Die suche nach konstanz und die schatten der vergangenheit
García, der sich nach einem Sieg bei der British Open sehnt, blickt trotz der aktuellen Enttäuschung nach vorne. Er möchte mindestens 112 Majors bestreiten, wie sein langjähriger Rivale Bernhard Langer, und seine Erfolgsbilanz auf 40 Titel steigern. Die nächste Chance bietet sich bereits nächste Woche in Mexiko. Die Frage ist, ob er seine mentale Stärke behalten kann, wenn der Druck steigt.
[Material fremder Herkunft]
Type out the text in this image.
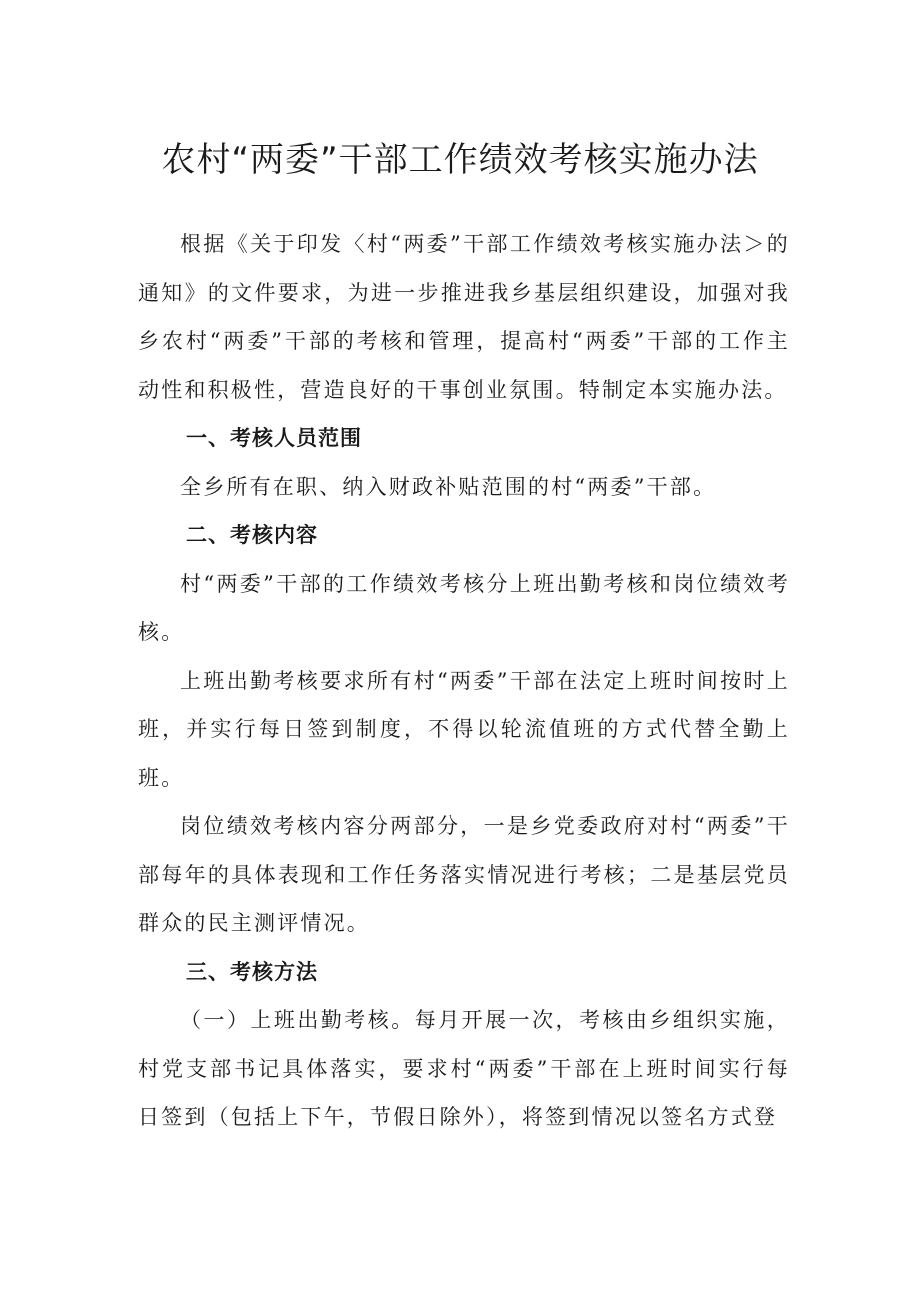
农村“两委”干部工作绩效考核实施办法

根据《关于印发〈村“两委”干部工作绩效考核实施办法＞的通知》的文件要求，为进一步推进我乡基层组织建设，加强对我乡农村“两委”干部的考核和管理，提高村“两委”干部的工作主动性和积极性，营造良好的干事创业氛围。特制定本实施办法。

一、考核人员范围

全乡所有在职、纳入财政补贴范围的村“两委”干部。

二、考核内容

村“两委”干部的工作绩效考核分上班出勤考核和岗位绩效考核。

上班出勤考核要求所有村“两委”干部在法定上班时间按时上班，并实行每日签到制度，不得以轮流值班的方式代替全勤上班。

岗位绩效考核内容分两部分，一是乡党委政府对村“两委”干部每年的具体表现和工作任务落实情况进行考核；二是基层党员群众的民主测评情况。

三、考核方法

（一）上班出勤考核。每月开展一次，考核由乡组织实施，村党支部书记具体落实，要求村“两委”干部在上班时间实行每日签到（包括上下午，节假日除外），将签到情况以签名方式登
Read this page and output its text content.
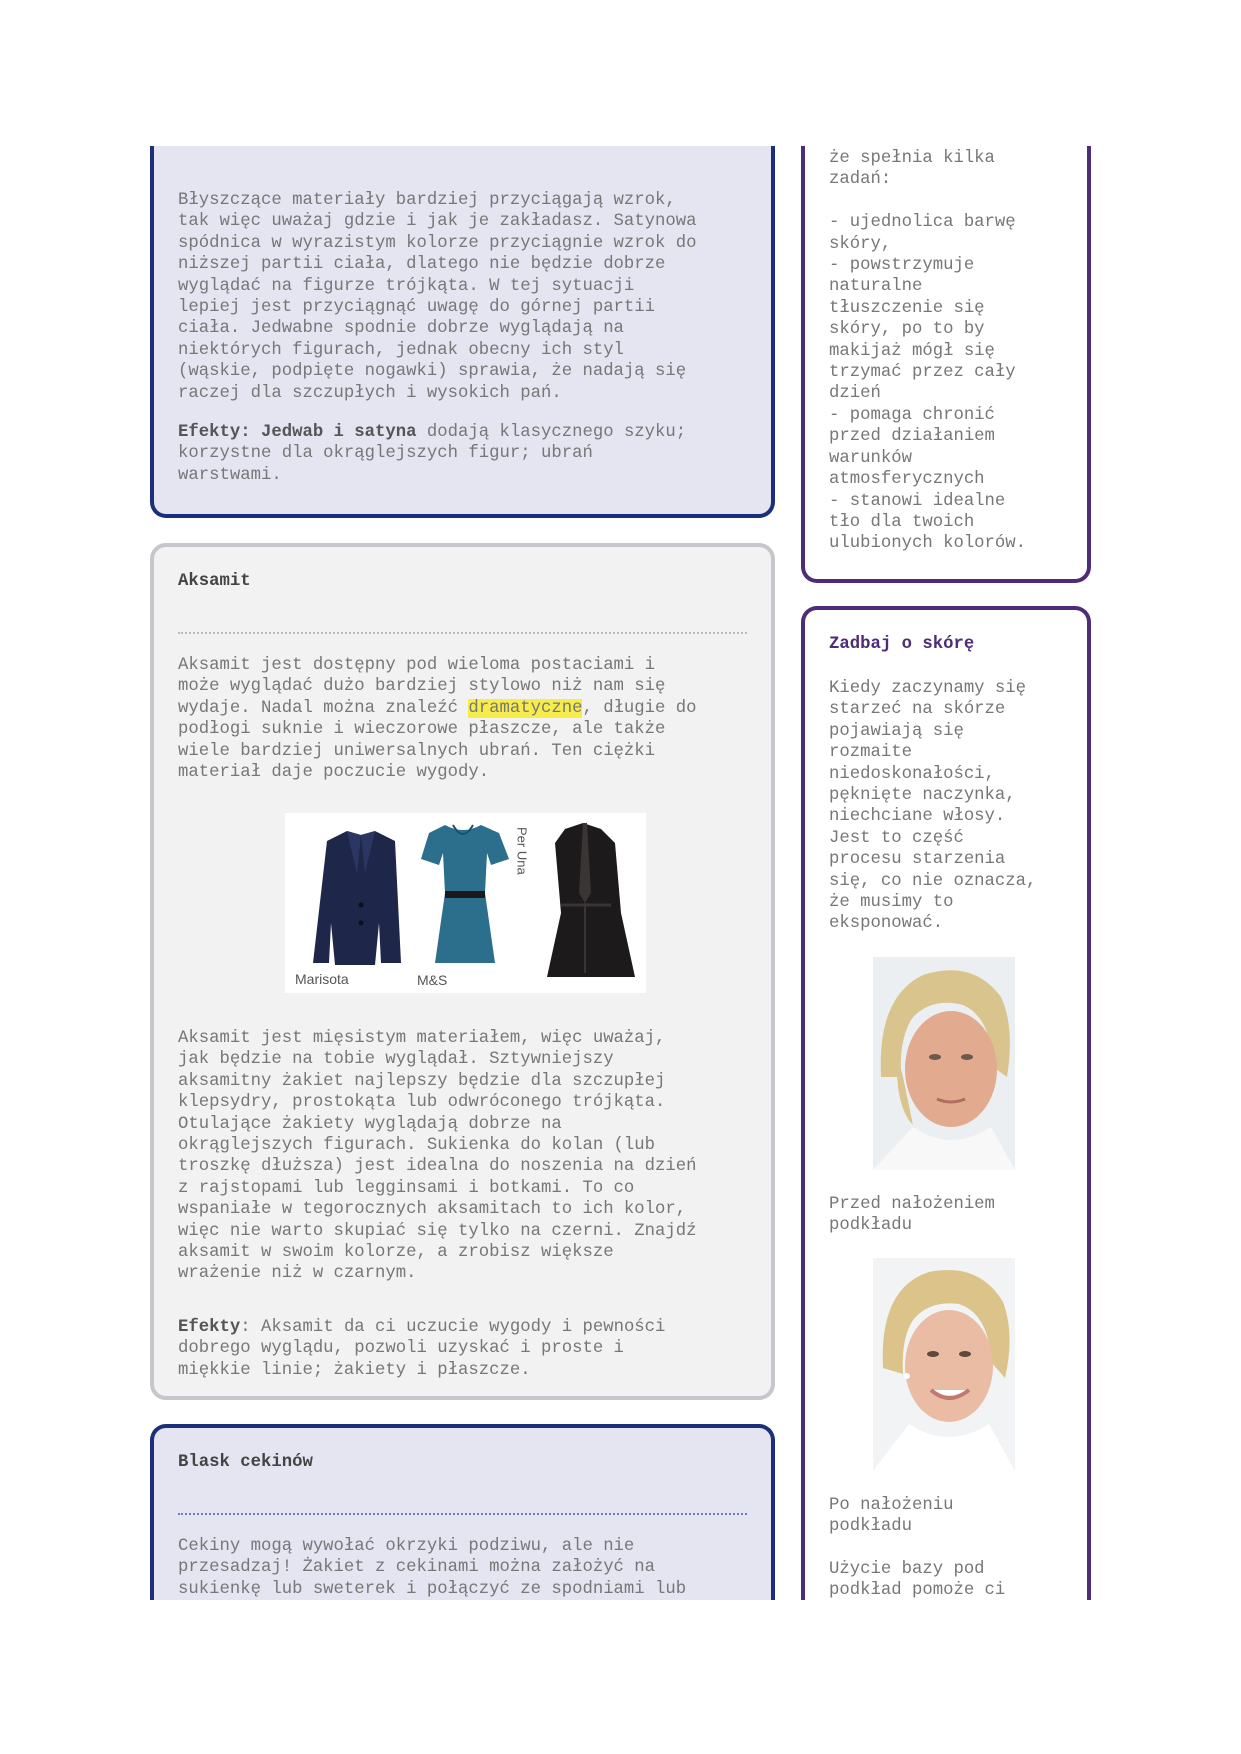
Błyszczące materiały bardziej przyciągają wzrok,
tak więc uważaj gdzie i jak je zakładasz. Satynowa
spódnica w wyrazistym kolorze przyciągnie wzrok do
niższej partii ciała, dlatego nie będzie dobrze
wyglądać na figurze trójkąta. W tej sytuacji
lepiej jest przyciągnąć uwagę do górnej partii
ciała. Jedwabne spodnie dobrze wyglądają na
niektórych figurach, jednak obecny ich styl
(wąskie, podpięte nogawki) sprawia, że nadają się
raczej dla szczupłych i wysokich pań.

Efekty: Jedwab i satyna dodają klasycznego szyku;
korzystne dla okrąglejszych figur; ubrań
warstwami.

Aksamit

Aksamit jest dostępny pod wieloma postaciami i
może wyglądać dużo bardziej stylowo niż nam się
wydaje. Nadal można znaleźć dramatyczne, długie do
podłogi suknie i wieczorowe płaszcze, ale także
wiele bardziej uniwersalnych ubrań. Ten ciężki
materiał daje poczucie wygody.

Marisota	M&S
Per Una

Aksamit jest mięsistym materiałem, więc uważaj,
jak będzie na tobie wyglądał. Sztywniejszy
aksamitny żakiet najlepszy będzie dla szczupłej
klepsydry, prostokąta lub odwróconego trójkąta.
Otulające żakiety wyglądają dobrze na
okrąglejszych figurach. Sukienka do kolan (lub
troszkę dłuższa) jest idealna do noszenia na dzień
z rajstopami lub legginsami i botkami. To co
wspaniałe w tegorocznych aksamitach to ich kolor,
więc nie warto skupiać się tylko na czerni. Znajdź
aksamit w swoim kolorze, a zrobisz większe
wrażenie niż w czarnym.

Efekty: Aksamit da ci uczucie wygody i pewności
dobrego wyglądu, pozwoli uzyskać i proste i
miękkie linie; żakiety i płaszcze.

Blask cekinów

Cekiny mogą wywołać okrzyki podziwu, ale nie
przesadzaj! Żakiet z cekinami można założyć na
sukienkę lub sweterek i połączyć ze spodniami lub

że spełnia kilka
zadań:

- ujednolica barwę
skóry,
- powstrzymuje
naturalne
tłuszczenie się
skóry, po to by
makijaż mógł się
trzymać przez cały
dzień
- pomaga chronić
przed działaniem
warunków
atmosferycznych
- stanowi idealne
tło dla twoich
ulubionych kolorów.

Zadbaj o skórę

Kiedy zaczynamy się
starzeć na skórze
pojawiają się
rozmaite
niedoskonałości,
pęknięte naczynka,
niechciane włosy.
Jest to część
procesu starzenia
się, co nie oznacza,
że musimy to
eksponować.

Przed nałożeniem
podkładu

Po nałożeniu
podkładu

Użycie bazy pod
podkład pomoże ci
Während García von der Vergangenheit eingeholt wird, kämpft Rahm mit der Gegenwart. Die Bedingungen in Augusta scheinen ihn zu überfordern, wie er resigniert zugab. „Ich fühle nicht, dass ich so schlecht spiele. Aber Augusta ist eben so“, erklärte er.
Es bleibt abzuwarten, ob García und Rahm ihre Enttäuschung schnell abschütteln können. Für die spanischen Fans, die in Augusta ihre Hoffnungen auf eine historische Leistung gesetzt hatten, ist der Masters 2024 vorzeitig zu Ende.
Die Statistik spricht eine deutliche Sprache: Seit 1975 hat kein spanischer Golfer das Masters gewonnen. Eine Durststrecke, die sich auch in diesem Jahr fortsetzt.